As the poems go into the thousands you
realize that you’ve created very
little.

Charles Bukowski
“As the Poems Go”

American author and poet Charles Bukowski is one of the best examples of creating inspiration that I know of.  Bukowski, a gruff and blunt writer known largely for his steam of consciousness poems, has one of the most interesting backgrounds in modern literature.

Bukowski worked as a post office clerk to support himself as he wrote literally thousands of poems throughout the night on his typewriter.  Often only making one copy of the poems, he mailed them to a publisher called Black Sparrow by the dozen. Many of his poems were never published, and most of them were immediately thrown in the trash by the recipient at Black Sparrow.

Nevertheless, Bukowski never gave up, and after 20 years of this daily rejection, Black Sparrow offered him a full-time job as a writer. To this offer, he remarked, “I have one of two choices – stay in the post office and go crazy … or stay out here and play at writer and starve. I have decided to starve.” Bukowski was so grateful for the opportunity to quit his job that he published all of his work with Black Sparrow, a very small and independent press.

During his time as a full-time writer, Bukowski wrote 6 books, he completed his first only a month after taking the job. His poetry compilations are extremely numerous, and the total number of his poems is unknown as many went unpublished. However, Bukowski wrote voluminously often despite having anything “inspiring” to say.

I use that word in quotations because the majority of his poems have something to offer, but many of them are mere ramblings. That’s what I enjoy most about Bukowski–he didn’t care if some of his poems were bad, because many of them were great. Bukowski wanted to write, so he wrote. Simple as that.

Bukowski’s straightforward and intuitive path to writing as a career is one that many men should aspire to follow. If you lack any certain path to success, grab a machete and create your own path. Hack by hack you will slowly clear out the obstacles to your goals.

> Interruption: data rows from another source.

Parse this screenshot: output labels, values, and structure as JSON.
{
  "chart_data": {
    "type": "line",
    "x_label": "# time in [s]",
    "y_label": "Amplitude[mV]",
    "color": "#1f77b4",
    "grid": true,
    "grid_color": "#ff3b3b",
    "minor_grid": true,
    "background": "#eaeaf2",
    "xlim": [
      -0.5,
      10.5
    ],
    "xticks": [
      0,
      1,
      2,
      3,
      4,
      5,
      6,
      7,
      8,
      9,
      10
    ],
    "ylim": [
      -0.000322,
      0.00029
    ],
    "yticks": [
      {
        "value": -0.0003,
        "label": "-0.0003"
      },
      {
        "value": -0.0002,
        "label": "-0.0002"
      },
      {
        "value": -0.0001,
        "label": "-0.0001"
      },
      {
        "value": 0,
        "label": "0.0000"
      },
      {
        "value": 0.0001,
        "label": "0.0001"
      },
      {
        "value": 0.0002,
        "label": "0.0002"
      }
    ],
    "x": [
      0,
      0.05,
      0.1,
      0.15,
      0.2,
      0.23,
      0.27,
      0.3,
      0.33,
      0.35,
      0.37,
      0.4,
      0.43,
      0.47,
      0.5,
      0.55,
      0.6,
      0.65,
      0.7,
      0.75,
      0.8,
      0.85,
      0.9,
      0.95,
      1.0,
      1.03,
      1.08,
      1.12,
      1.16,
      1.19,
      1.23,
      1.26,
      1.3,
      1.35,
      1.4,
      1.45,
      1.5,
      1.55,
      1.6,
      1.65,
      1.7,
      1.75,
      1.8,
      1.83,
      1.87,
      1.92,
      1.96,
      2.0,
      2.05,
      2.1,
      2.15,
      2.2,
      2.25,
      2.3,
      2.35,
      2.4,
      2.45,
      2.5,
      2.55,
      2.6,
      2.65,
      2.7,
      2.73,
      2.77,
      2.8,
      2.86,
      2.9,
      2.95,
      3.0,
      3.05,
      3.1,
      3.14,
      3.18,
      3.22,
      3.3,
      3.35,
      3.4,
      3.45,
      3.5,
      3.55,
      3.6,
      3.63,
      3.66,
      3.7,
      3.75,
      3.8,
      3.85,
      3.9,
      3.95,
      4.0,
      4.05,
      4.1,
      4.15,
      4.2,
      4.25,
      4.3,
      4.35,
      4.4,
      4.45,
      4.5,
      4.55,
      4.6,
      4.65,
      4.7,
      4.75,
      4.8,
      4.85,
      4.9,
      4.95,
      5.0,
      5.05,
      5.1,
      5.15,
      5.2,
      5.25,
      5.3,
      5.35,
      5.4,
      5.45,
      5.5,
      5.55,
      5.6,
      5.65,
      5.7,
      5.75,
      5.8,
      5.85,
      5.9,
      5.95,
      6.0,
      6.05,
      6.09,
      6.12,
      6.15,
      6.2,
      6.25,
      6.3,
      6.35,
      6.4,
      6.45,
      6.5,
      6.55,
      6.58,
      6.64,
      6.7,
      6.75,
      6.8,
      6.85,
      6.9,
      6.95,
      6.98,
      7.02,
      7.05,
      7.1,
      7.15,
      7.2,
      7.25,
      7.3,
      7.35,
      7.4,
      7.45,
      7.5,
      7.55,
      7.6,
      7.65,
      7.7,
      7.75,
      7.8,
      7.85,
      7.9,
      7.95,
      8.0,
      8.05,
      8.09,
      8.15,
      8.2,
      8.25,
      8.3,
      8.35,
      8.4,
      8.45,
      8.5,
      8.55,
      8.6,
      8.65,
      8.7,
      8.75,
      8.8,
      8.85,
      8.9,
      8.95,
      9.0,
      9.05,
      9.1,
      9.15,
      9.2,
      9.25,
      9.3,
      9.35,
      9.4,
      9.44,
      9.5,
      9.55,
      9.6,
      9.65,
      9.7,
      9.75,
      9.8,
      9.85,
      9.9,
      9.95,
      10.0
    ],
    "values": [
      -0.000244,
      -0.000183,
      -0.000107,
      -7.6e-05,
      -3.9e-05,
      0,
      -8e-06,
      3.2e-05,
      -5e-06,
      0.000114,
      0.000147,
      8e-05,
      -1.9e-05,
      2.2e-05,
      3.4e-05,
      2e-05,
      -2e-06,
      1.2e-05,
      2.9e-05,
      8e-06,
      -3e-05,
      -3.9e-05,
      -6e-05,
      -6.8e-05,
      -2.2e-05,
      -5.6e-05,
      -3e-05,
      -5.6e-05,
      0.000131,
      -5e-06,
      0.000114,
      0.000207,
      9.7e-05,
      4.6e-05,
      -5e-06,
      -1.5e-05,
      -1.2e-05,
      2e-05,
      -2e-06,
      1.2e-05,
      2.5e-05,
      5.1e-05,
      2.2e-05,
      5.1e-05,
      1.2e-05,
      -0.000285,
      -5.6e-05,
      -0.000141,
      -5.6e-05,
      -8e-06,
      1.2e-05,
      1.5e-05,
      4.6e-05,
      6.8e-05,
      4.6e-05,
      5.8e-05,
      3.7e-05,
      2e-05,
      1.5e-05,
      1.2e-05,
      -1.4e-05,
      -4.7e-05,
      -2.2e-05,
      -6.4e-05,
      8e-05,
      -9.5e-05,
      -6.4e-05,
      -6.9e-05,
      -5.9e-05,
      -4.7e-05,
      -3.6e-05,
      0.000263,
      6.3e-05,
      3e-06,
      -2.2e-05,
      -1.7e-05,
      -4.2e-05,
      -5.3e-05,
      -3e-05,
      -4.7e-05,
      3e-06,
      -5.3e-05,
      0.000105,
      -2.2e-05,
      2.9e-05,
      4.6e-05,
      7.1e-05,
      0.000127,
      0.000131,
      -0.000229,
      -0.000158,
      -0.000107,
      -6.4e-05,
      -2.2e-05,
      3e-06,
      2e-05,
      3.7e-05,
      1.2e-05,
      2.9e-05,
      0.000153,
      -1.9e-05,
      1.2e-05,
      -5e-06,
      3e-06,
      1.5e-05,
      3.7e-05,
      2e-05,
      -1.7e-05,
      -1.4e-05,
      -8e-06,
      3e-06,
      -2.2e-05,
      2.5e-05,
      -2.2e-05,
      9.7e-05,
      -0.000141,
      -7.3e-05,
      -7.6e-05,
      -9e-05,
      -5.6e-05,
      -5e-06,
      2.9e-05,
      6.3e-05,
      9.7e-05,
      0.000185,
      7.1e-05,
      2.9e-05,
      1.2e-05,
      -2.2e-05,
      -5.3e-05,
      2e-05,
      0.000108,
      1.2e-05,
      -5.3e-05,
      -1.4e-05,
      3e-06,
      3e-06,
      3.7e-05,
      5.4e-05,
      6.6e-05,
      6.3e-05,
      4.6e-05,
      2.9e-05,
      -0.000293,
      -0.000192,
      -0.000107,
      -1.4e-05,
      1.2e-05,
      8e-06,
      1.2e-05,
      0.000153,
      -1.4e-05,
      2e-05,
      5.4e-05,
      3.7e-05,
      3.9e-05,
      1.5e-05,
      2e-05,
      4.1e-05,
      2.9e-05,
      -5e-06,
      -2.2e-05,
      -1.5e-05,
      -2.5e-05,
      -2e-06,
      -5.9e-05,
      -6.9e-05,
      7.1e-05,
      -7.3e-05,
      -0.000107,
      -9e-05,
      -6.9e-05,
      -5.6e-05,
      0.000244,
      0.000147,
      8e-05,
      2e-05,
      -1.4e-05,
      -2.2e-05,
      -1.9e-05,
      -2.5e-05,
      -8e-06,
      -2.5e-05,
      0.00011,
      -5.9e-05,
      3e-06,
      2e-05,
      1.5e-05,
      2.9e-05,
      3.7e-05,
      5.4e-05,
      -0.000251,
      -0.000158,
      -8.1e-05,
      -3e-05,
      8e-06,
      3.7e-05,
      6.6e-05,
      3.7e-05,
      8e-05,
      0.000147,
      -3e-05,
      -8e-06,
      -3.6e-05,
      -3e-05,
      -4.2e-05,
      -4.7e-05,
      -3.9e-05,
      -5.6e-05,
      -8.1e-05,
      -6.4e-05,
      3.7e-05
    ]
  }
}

Bukowski’s mantra was “Don’t try,” and in fact reads on his epitaph. Bukowski explained the phrase, “Somebody at one of these places … asked me: ‘What do you do? How do you write, create?’ You don’t, I told them. You don’t try. That’s very important: ‘not’ to try, either for Cadillacs, creation or immortality. You wait, and if nothing happens, you wait some more. It’s like a bug high on the wall. You wait for it to come to you. When it gets close enough you reach out, slap out and kill it. Or if you like its looks you make a pet out of it.”

While Bukowski often said “don’t try,” his actions clearly showed that his “not trying” means to not wait around to somehow become a writer. Don’t try to be great, just try to be yourself. If you continue to do what you love, either success will find you or you will create your own success. If Bukowski can do it, you can do it.